Pièce finale, détail © Simon Decottignies & Jovien Panné / photographie © Inès Besson

Dans le cadre de l'atelier de recherche-création Sculpture IndustrielleSimon Decottignies (DNSEP ACDC_espaces 2022) et Jovien Panné (DNSEP ACDC_espaces 2023) ont répondu en 2023 à une commande des membres d'une chaîne de production de l'usine Badoit à Saint-Galmier, qui était sur le point de fermer.

Émilie Perotto, professeure référente du projet, revient sur les étapes de sa réalisation lors d'un entretien avec Jovien Panné, qui permet également de faire le lien entre cette pièce spécifique et sa pratique personnelle.

Émilie Perotto :
Jovien, en 2022, je t’ai sollicité, avec Simon Decottignies, pour répondre à une commande de salarié.e.s de la société Badoit, dont une chaîne de production, basée à Saint-Galmier, allait définitivement fermer. Ces salarié.e.s souhaitaient un objet qui garde le souvenir de cette chaîne de production, au sein du site qui continue par ailleurs la production d’autres bouteilles. Pourrais-tu revenir sur ce qui t’a intéressé dans cette proposition, et comment s’est déroulée ta visite de l’entreprise et la rencontre avec les salarié.e.s ?

Jovien Panné :
Pour être tout à fait honnête, j'étais assez réticent à l'idée de travailler avec Badoit. La marque appartient au gros groupe Danone et son activité repose sur la capitalisation d'un bien commun, une source d'eau naturellement gazeuse. Cela m'a un peu freiné au départ, mais j'étais assez curieux d'en apprendre plus sur les méthodes et techniques de l’entreprise pour traiter l'eau, ne serait-ce que pour répondre aux standards et aux normes de qualité à partir d'une ressource naturelle. C'est aussi un projet qui me tenait à cœur car je porte un intérêt certain à la production industrielle, notamment parce que nous sommes entourés d'une multitude de produits manufacturés. Badoit c’est aussi un fleuron de l'industrie stéphanoise qui emploie de nombreuses personnes. L’appel à projet que tu nous a transmis reposait justement sur les conditions ouvrières. Ce qui m'intéressait finalement était de recueillir l'avis des employés vis-à-vis de la place qu’ils occupent dans une telle usine.  
Le jour de la visite du site, Simon et moi avons été chaleureusement accueillis par deux employés travaillant sur la chaîne de production sur le point d'être fermée.  Ils nous ont montré en détail le processus de production, commençant par la matière première, les granulés.

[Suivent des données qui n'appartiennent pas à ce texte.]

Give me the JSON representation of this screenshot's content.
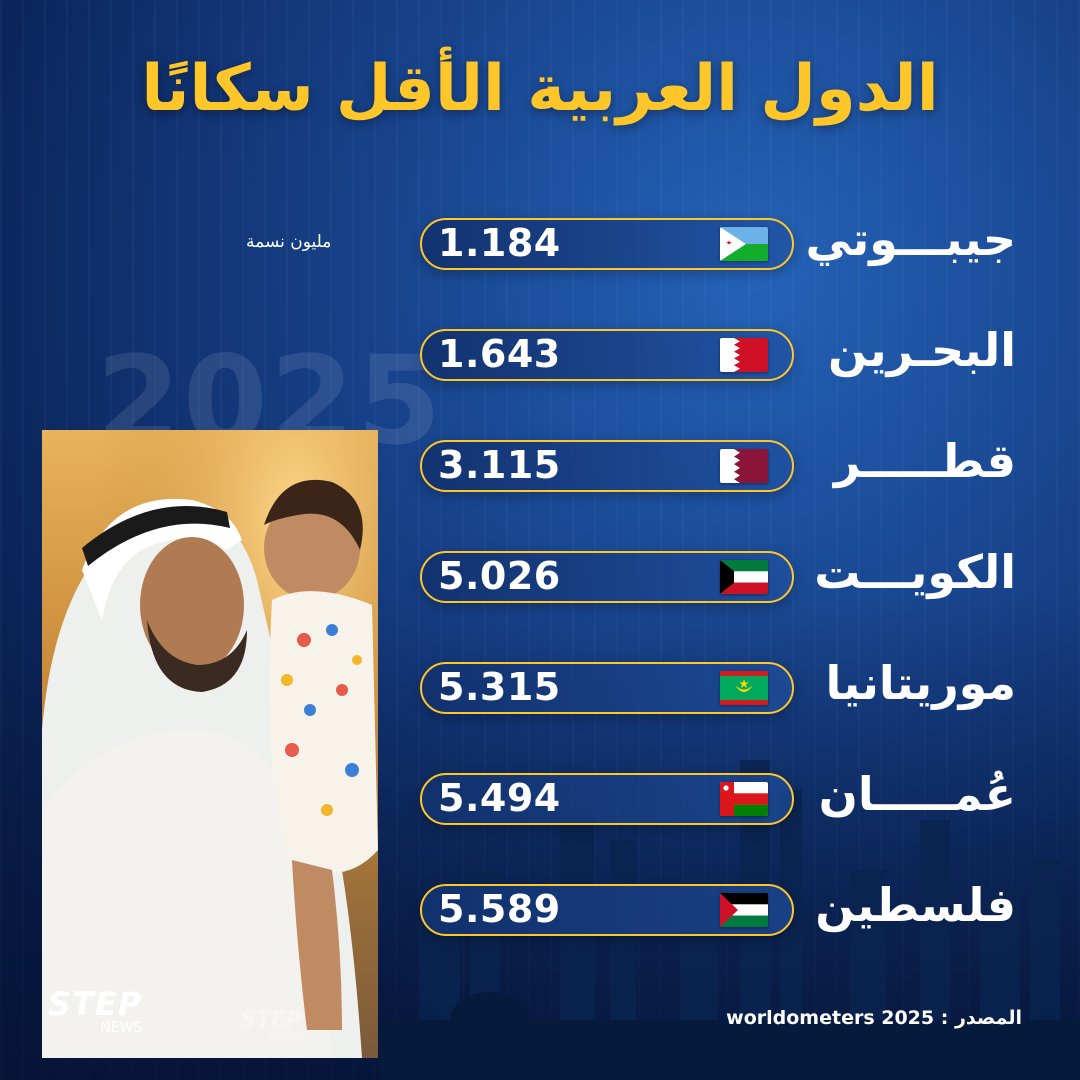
{
  "title": "الدول العربية الأقل سكانًا",
  "unit_label": "مليون نسمة",
  "year_watermark": "2025",
  "source_label": "المصدر : worldometers 2025",
  "logo": {
    "name": "STEP",
    "sub": "NEWS"
  },
  "colors": {
    "accent": "#ffc62a",
    "background": "#163f86"
  },
  "chart_data": {
    "type": "bar",
    "categories": [
      "جيبـــوتي",
      "البحـرين",
      "قطـــــر",
      "الكويـــت",
      "موريتانيا",
      "عُمـــــان",
      "فلسطين"
    ],
    "series": [
      {
        "values": [
          1.184,
          1.643,
          3.115,
          5.026,
          5.315,
          5.494,
          5.589
        ]
      }
    ],
    "value_labels": [
      "1.184",
      "1.643",
      "3.115",
      "5.026",
      "5.315",
      "5.494",
      "5.589"
    ],
    "flags": [
      "djibouti",
      "bahrain",
      "qatar",
      "kuwait",
      "mauritania",
      "oman",
      "palestine"
    ],
    "unit": "مليون نسمة"
  }
}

Ensuite, vient le mélange du colorant avec ces granulés. Ce mélange est par la suite acheminé par des conduits jusqu'à la presse d'injection. Pour être injecté, le mélange doit s'agglomérer. Il est donc chauffé, changeant d'état pour passer de grains à pâte. Cette pâte est injectée sous forte pression dans un moule en acier en deux parties, puis le moule s'ouvre, et les préformes sont prêtes. Elles sont refroidies à l'air et éjectées automatiquement du moule. Quelques-unes d'entre elles sont inspectées au contrôle qualité, qui est directement intégré à la chaîne de production. Si aucune anomalie n'est détectée, alors débute une longue série de fabrication.  
Les préformes suivent ensuite un itinéraire vers un bâtiment voisin, où elles sont soumises à un processus supplémentaire. Elles sont réchauffées pour retrouver leur élasticité. Ensuite, elles sont immédiatement soufflées dans un contre-moule qui façonne le plastique pour obtenir la forme finale de la bouteille Badoit. Une fois la bouteille achevée, elle poursuit son parcours dans d'autres bâtiments pour être remplie d'eau gazeuse, scellée avec un bouchon, puis étiquetée et empaquetée.  
Cette production est impressionnante en raison de son optimisation poussée à l'extrême. On peut légitimement se demander comment l'humain trouve sa place au milieu de toutes ces machines. Presque tout est automatisé, et finalement, la chaîne de production des préformes est peut-être le seul endroit où subsiste un savoir-faire presque artisanal. Ce qui m’a le plus marqué lors des témoignages des employés, c'est la valorisation du travail d'équipe, ce qui est étonnant dans une usine où l'humain semble souvent réduit à un simple exécutant. Au lieu de rencontrer des opérateurs isolés, nous avons découvert une véritable équipe soudée.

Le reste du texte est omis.